The I Will Always Be Me story written by Jill Twiss incorporates crucial phrases into its thousand-word length. Once a user reads it aloud, the audio recording is processed and transformed into a voice model capable of synthesizing the reader’s voice to say whatever they wish through the kind of accessibility devices made famous by Dr. Stephen Hawking. The idea is to give the 80% of people with MND who lose the ability to speak to still have their own voice.

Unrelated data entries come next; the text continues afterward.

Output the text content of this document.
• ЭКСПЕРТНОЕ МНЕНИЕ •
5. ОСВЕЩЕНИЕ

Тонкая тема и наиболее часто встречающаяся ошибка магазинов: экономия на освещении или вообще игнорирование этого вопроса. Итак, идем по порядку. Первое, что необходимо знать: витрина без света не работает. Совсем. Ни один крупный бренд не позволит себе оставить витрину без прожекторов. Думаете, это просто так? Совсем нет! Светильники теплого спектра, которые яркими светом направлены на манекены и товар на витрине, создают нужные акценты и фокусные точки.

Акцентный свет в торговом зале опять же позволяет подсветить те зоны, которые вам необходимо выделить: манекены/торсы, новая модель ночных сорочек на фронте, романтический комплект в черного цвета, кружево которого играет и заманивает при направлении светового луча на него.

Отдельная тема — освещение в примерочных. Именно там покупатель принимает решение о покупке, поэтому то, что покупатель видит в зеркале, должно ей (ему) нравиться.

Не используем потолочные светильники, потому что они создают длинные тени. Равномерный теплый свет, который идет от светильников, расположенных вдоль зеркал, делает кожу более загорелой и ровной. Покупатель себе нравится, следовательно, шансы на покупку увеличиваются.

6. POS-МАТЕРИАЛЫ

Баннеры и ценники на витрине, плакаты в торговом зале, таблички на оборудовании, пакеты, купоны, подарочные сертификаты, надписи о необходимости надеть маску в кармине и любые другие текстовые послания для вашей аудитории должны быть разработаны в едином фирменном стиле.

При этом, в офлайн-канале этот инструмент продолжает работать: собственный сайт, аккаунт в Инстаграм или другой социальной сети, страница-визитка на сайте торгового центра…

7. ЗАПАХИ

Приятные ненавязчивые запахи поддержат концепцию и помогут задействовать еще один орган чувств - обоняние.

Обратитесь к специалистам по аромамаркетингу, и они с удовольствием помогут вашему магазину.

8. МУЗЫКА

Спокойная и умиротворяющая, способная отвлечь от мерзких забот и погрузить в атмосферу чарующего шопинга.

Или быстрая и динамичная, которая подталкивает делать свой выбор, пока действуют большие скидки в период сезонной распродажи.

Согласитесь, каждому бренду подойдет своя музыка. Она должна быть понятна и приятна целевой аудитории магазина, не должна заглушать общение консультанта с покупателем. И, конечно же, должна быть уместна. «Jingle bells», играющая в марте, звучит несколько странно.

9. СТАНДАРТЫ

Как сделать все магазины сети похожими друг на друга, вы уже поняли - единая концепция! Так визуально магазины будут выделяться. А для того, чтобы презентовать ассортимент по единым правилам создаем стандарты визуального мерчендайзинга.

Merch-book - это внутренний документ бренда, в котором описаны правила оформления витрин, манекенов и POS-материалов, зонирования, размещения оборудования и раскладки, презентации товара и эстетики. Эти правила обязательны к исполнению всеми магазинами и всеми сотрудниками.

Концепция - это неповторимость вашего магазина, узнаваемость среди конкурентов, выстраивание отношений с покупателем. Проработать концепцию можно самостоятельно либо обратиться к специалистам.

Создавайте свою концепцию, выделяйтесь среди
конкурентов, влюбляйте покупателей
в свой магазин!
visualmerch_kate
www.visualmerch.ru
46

The project began with Rolls Royce IT Innovation head Stuart Moss after his father died of MND. Intel and Dell worked with Rolls Royce and the MNDA to set up the website and story, with Intel donating the computing power to process and digitize the voice online and Dell donating computers to people with MND to record their voices.

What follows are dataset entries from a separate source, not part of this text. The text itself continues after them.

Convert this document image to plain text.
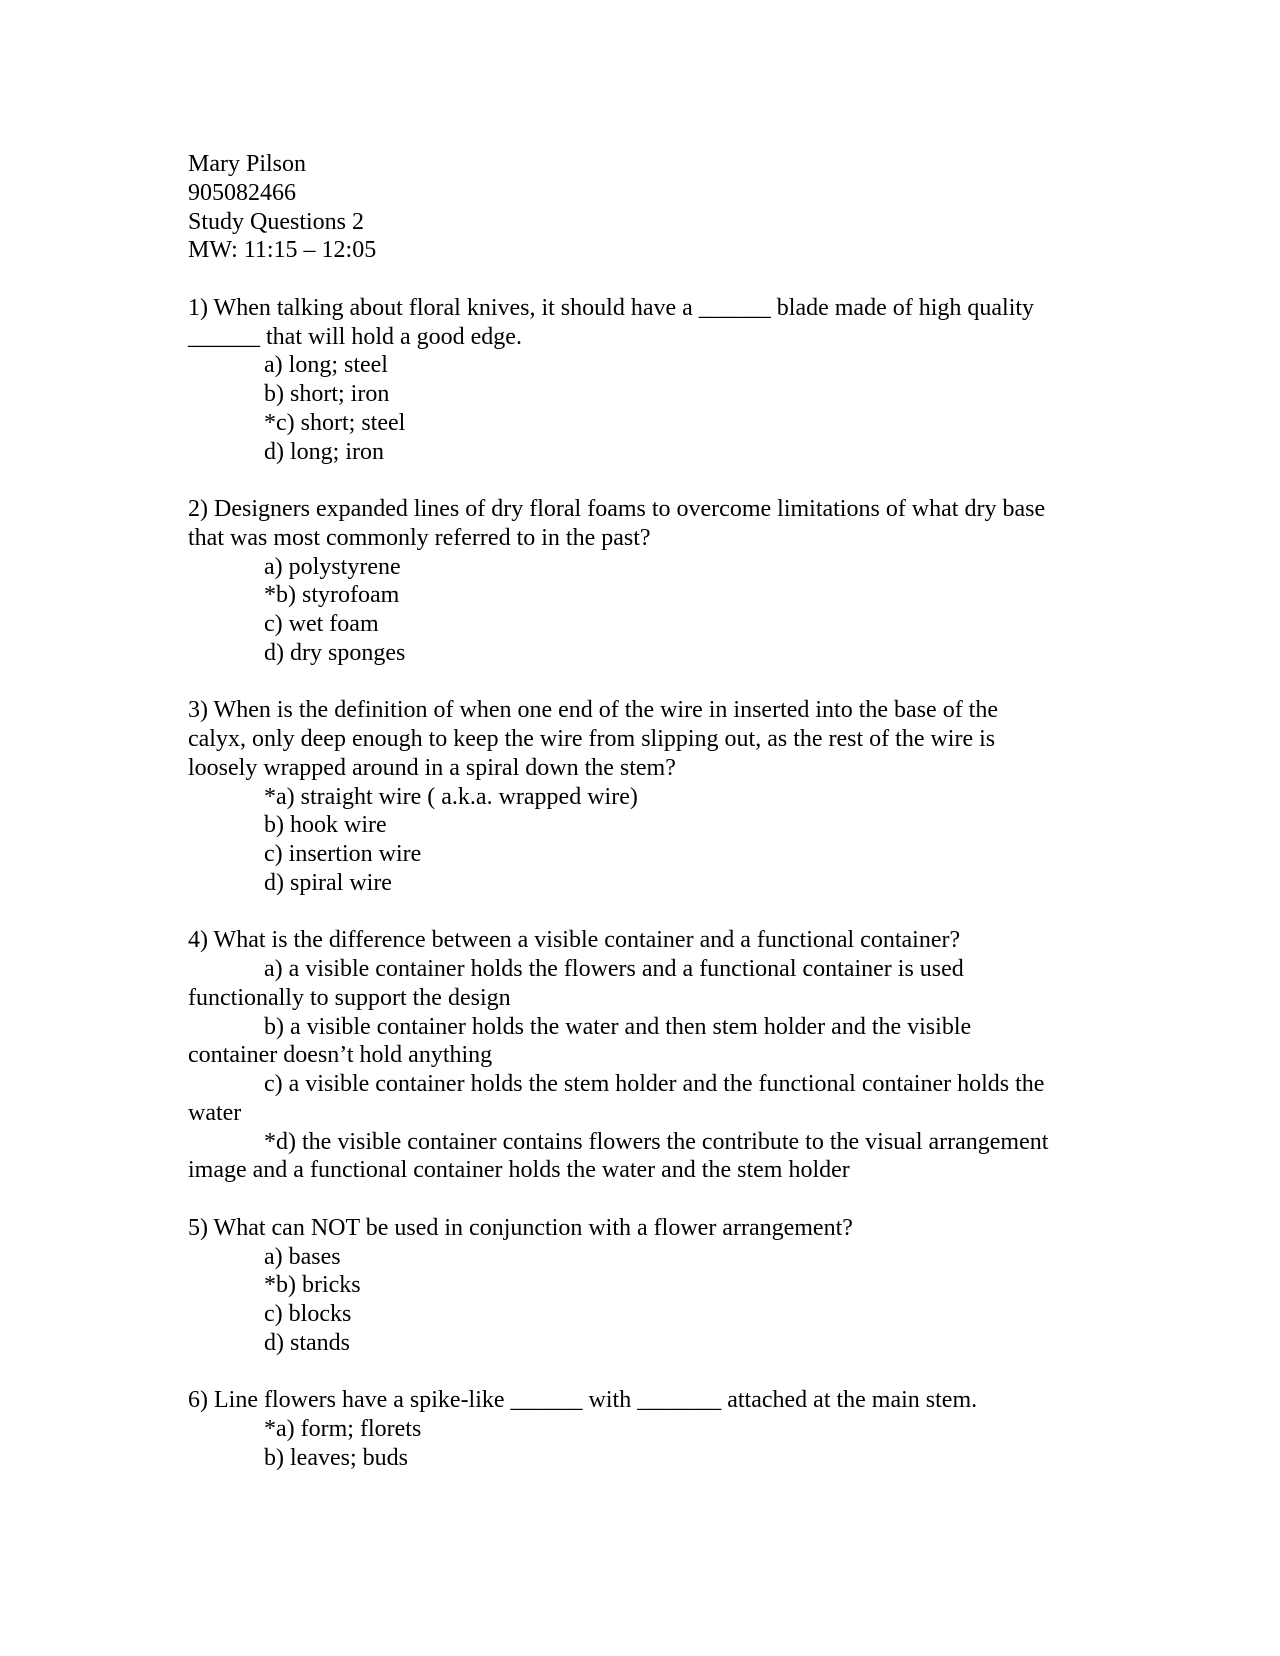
Mary Pilson
905082466
Study Questions 2
MW: 11:15 – 12:05
1) When talking about floral knives, it should have a ______ blade made of high quality
______ that will hold a good edge.
a) long; steel
b) short; iron
*c) short; steel
d) long; iron
2) Designers expanded lines of dry floral foams to overcome limitations of what dry base
that was most commonly referred to in the past?
a) polystyrene
*b) styrofoam
c) wet foam
d) dry sponges
3) When is the definition of when one end of the wire in inserted into the base of the
calyx, only deep enough to keep the wire from slipping out, as the rest of the wire is
loosely wrapped around in a spiral down the stem?
*a) straight wire ( a.k.a. wrapped wire)
b) hook wire
c) insertion wire
d) spiral wire
4) What is the difference between a visible container and a functional container?
a) a visible container holds the flowers and a functional container is used
functionally to support the design
b) a visible container holds the water and then stem holder and the visible
container doesn’t hold anything
c) a visible container holds the stem holder and the functional container holds the
water
*d) the visible container contains flowers the contribute to the visual arrangement
image and a functional container holds the water and the stem holder
5) What can NOT be used in conjunction with a flower arrangement?
a) bases
*b) bricks
c) blocks
d) stands
6) Line flowers have a spike-like ______ with _______ attached at the main stem.
*a) form; florets
b) leaves; buds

“Together with our partners, we are bringing voice banking and digitization technology from a niche use case to a mainstream audience while discovering innovation pathways for how technology can address more accessibility challenges,” Intel director of accessibility Darryl Adams said.

Synthetic Accessibility

Synthetic voices are popping up in more places as the technology improves and people experiment with using them for entertainment and accessibility. Val Kilmer, whose illness has left him unable to speak, has begun experimenting with a synthetic version of his own voice, and startups like Lovo, Veritone, and Wellsaid are all finding plenty of interest in developing similar voice cloning tools. Tech giants are rolling out their own approaches toward voice accessibility for people with limited or impaired speech, like Google’s recent Project Relate, an outgrowth of its Project Euphonia. Alexa has its tools for allowing direct control by those with speech impairments thanks to Amazon’s partnership with speech recognition technology startup Voiceitt, which offers an iOS app to help people with atypical and impaired speech communicate. Apple has dipped its toe in the field, researching techniques to help Siri know when someone is stuttering to compensate and ensure it doesn’t interrupt or misunderstand the user. The broader usage of I Will Always Be Me goes toward the project’s goal of making voice clones an integral part of accessibility technology.

“What I think is brilliant about this project is that you’re asking people to do something that’s very natural to them,” Intel director of human & AI systems research lab Lama Nachman said. “True accessibility is about recognizing the human experience and building around it.”